Sing for the Cure: John’s Story
The Greenville Gay Men’s Chorus presents
SING FOR THE CURE
A powerful evening reflecting the journeys of those impacted by breast cancer. Let music unite us in love, strength, and support for this important cause!
As we get closer to our performance of this historic piece, we’re sharing powerful stories from our chorus community about the impact of breast cancer. Their journeys remind us why we sing—for hope, healing, and a cure.
Friday, March, 28th | 7 pm | Peace Center Gunter Theatre
Tickets available here.
Permission to Cry
Thank you to John Seymour for this painfully poignant memory of his mother, his father, and John Wayne.
Dad woke us early that morning to tell us that Mom had “passed on.” Since I was only 8 years old, I had no idea what this euphemism meant, let alone did I understand the whole concept of death. I knew there was a hospital bed in the back room, and I knew that Mom was sick. When she wasn’t in the hospital, she spent her days in a housecoat and slippers and was cold and tired all the time. That’s just the way things were.
Dad did not sit me down beforehand and tell me what was happening, nor did he let me know when it was time to say goodbye – at least not that I remembered. There was a memorial service, but no casket. Dad told me that I should be proud that she helped doctors learn how to fight breast cancer, since she went through a variety of experimental treatments. And her body had been donated to science so doctors could learn more. Mr. Spock and Dad taught me to be logical.
After the memorial, there was no talk about Mom or pictures in the house.
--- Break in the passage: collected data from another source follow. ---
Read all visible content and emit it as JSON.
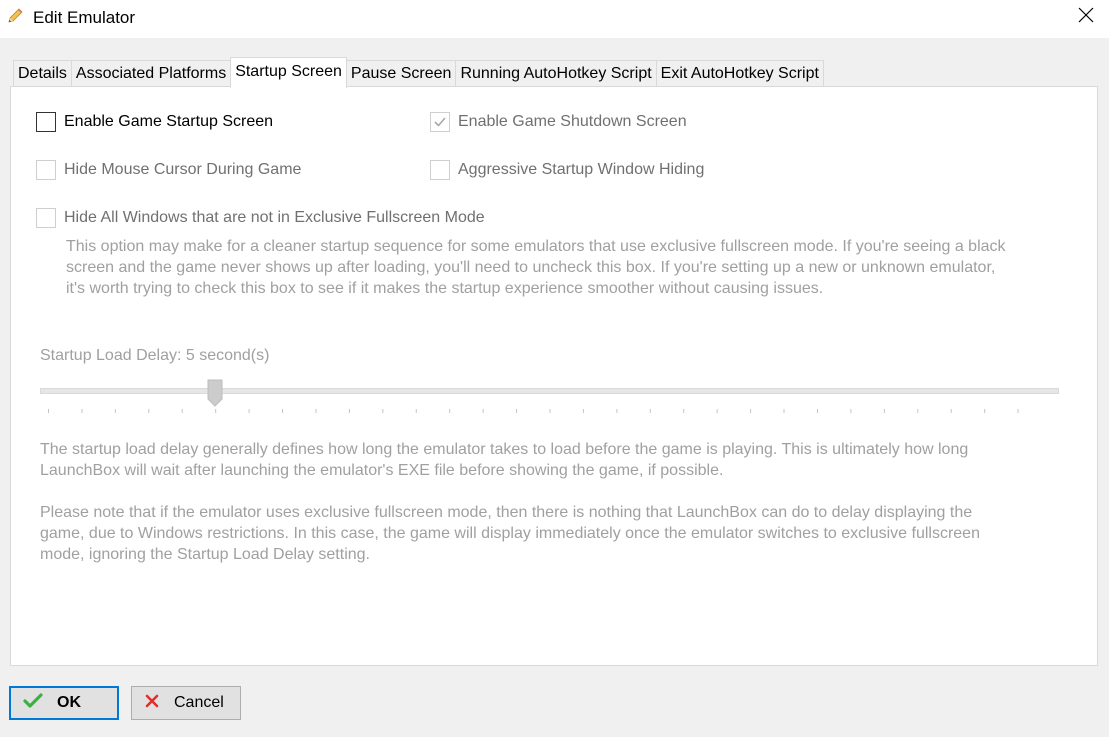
{
  "window": {
    "title": "Edit Emulator",
    "icon": "pencil-icon",
    "close_icon": "close-icon"
  },
  "tabs": [
    {
      "label": "Details"
    },
    {
      "label": "Associated Platforms"
    },
    {
      "label": "Startup Screen",
      "active": true
    },
    {
      "label": "Pause Screen"
    },
    {
      "label": "Running AutoHotkey Script"
    },
    {
      "label": "Exit AutoHotkey Script"
    }
  ],
  "startup": {
    "enable_startup": {
      "label": "Enable Game Startup Screen",
      "checked": false,
      "enabled": true
    },
    "enable_shutdown": {
      "label": "Enable Game Shutdown Screen",
      "checked": true,
      "enabled": false
    },
    "hide_mouse": {
      "label": "Hide Mouse Cursor During Game",
      "checked": false,
      "enabled": false
    },
    "aggressive_hiding": {
      "label": "Aggressive Startup Window Hiding",
      "checked": false,
      "enabled": false
    },
    "hide_windows": {
      "label": "Hide All Windows that are not in Exclusive Fullscreen Mode",
      "checked": false,
      "enabled": false
    },
    "hide_windows_hint": [
      "This option may make for a cleaner startup sequence for some emulators that use exclusive fullscreen mode. If you're seeing a black",
      "screen and the game never shows up after loading, you'll need to uncheck this box. If you're setting up a new or unknown emulator,",
      "it's worth trying to check this box to see if it makes the startup experience smoother without causing issues."
    ],
    "delay_label": "Startup Load Delay: 5 second(s)",
    "delay_value": 5,
    "delay_range": [
      0,
      30
    ],
    "delay_hint_1": [
      "The startup load delay generally defines how long the emulator takes to load before the game is playing. This is ultimately how long",
      "LaunchBox will wait after launching the emulator's EXE file before showing the game, if possible."
    ],
    "delay_hint_2": [
      "Please note that if the emulator uses exclusive fullscreen mode, then there is nothing that LaunchBox can do to delay displaying the",
      "game, due to Windows restrictions. In this case, the game will display immediately once the emulator switches to exclusive fullscreen",
      "mode, ignoring the Startup Load Delay setting."
    ]
  },
  "buttons": {
    "ok": {
      "label": "OK",
      "icon": "checkmark-icon",
      "icon_color": "#3cb043"
    },
    "cancel": {
      "label": "Cancel",
      "icon": "x-icon",
      "icon_color": "#e0302a"
    }
  },
  "colors": {
    "accent": "#0078d7",
    "disabled_text": "#a0a0a0"
  }
}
Eight months later, there was a new woman who I was to call Mom. We moved across town, and I attended a different school with different friends. That’s just the way things were.
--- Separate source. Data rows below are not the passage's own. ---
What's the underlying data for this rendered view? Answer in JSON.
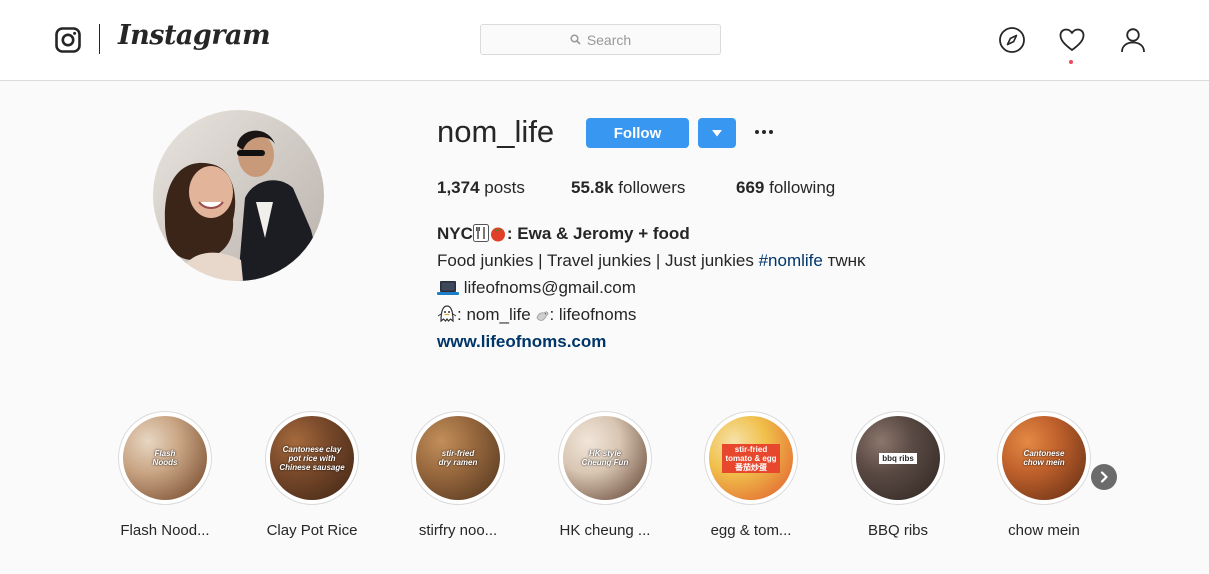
{
  "nav": {
    "wordmark": "Instagram",
    "search_placeholder": "Search"
  },
  "profile": {
    "username": "nom_life",
    "follow_label": "Follow",
    "stats": {
      "posts_count": "1,374",
      "posts_label": " posts",
      "followers_count": "55.8k",
      "followers_label": " followers",
      "following_count": "669",
      "following_label": " following"
    },
    "bio": {
      "name_prefix": "NYC",
      "name_suffix": ": Ewa & Jeromy + food",
      "line1": "Food junkies | Travel junkies | Just junkies ",
      "hashtag": "#nomlife",
      "signoff": " ᴛᴡʜᴋ",
      "email": " lifeofnoms@gmail.com",
      "social_a": ": nom_life ",
      "social_b": ": lifeofnoms",
      "website": "www.lifeofnoms.com"
    }
  },
  "highlights": [
    {
      "label": "Flash Nood...",
      "caption": "Flash\nNoods",
      "style": "plain",
      "colors": [
        "#c9a584",
        "#6b3f22",
        "#e7d6c2"
      ]
    },
    {
      "label": "Clay Pot Rice",
      "caption": "Cantonese clay\npot rice with\nChinese sausage",
      "style": "plain",
      "colors": [
        "#7a4a2b",
        "#3e2414",
        "#a56a3c"
      ]
    },
    {
      "label": "stirfry noo...",
      "caption": "stir-fried\ndry ramen",
      "style": "plain",
      "colors": [
        "#9a6a3f",
        "#4d321c",
        "#c28f5a"
      ]
    },
    {
      "label": "HK cheung ...",
      "caption": "HK style\nCheung Fun",
      "style": "plain",
      "colors": [
        "#d9c6b3",
        "#5a3b2a",
        "#f1e6da"
      ]
    },
    {
      "label": "egg & tom...",
      "caption": "stir-fried\ntomato & egg\n番茄炒蛋",
      "style": "red",
      "colors": [
        "#f0c04a",
        "#e0562e",
        "#f6e1a8"
      ]
    },
    {
      "label": "BBQ ribs",
      "caption": "bbq ribs",
      "style": "tag",
      "colors": [
        "#5a4a44",
        "#2e2420",
        "#8a766c"
      ]
    },
    {
      "label": "chow mein",
      "caption": "Cantonese\nchow mein",
      "style": "plain",
      "colors": [
        "#c0612c",
        "#5c2a12",
        "#e38a45"
      ]
    }
  ],
  "colors": {
    "follow_blue": "#3897f0",
    "link_blue": "#003569",
    "notification_red": "#ed4956"
  }
}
Decades later, I felt like a bad son because I could not recall what Mom looked like. All I could remember of her face was from a photograph that I kept in my wallet until it fell apart.Today, I recognize that memories are preserved when we replay them. If we had lived in that same house, if we had kept pictures of her, if I had been asked to say goodbye, if we had talked about her after she was gone… John Wayne and Dad taught me how to deal with grief.
It is 58 years later, and John Wayne, Leonard Nimoy and Dad have now all passed on. The tears are streaming down my face as I write this.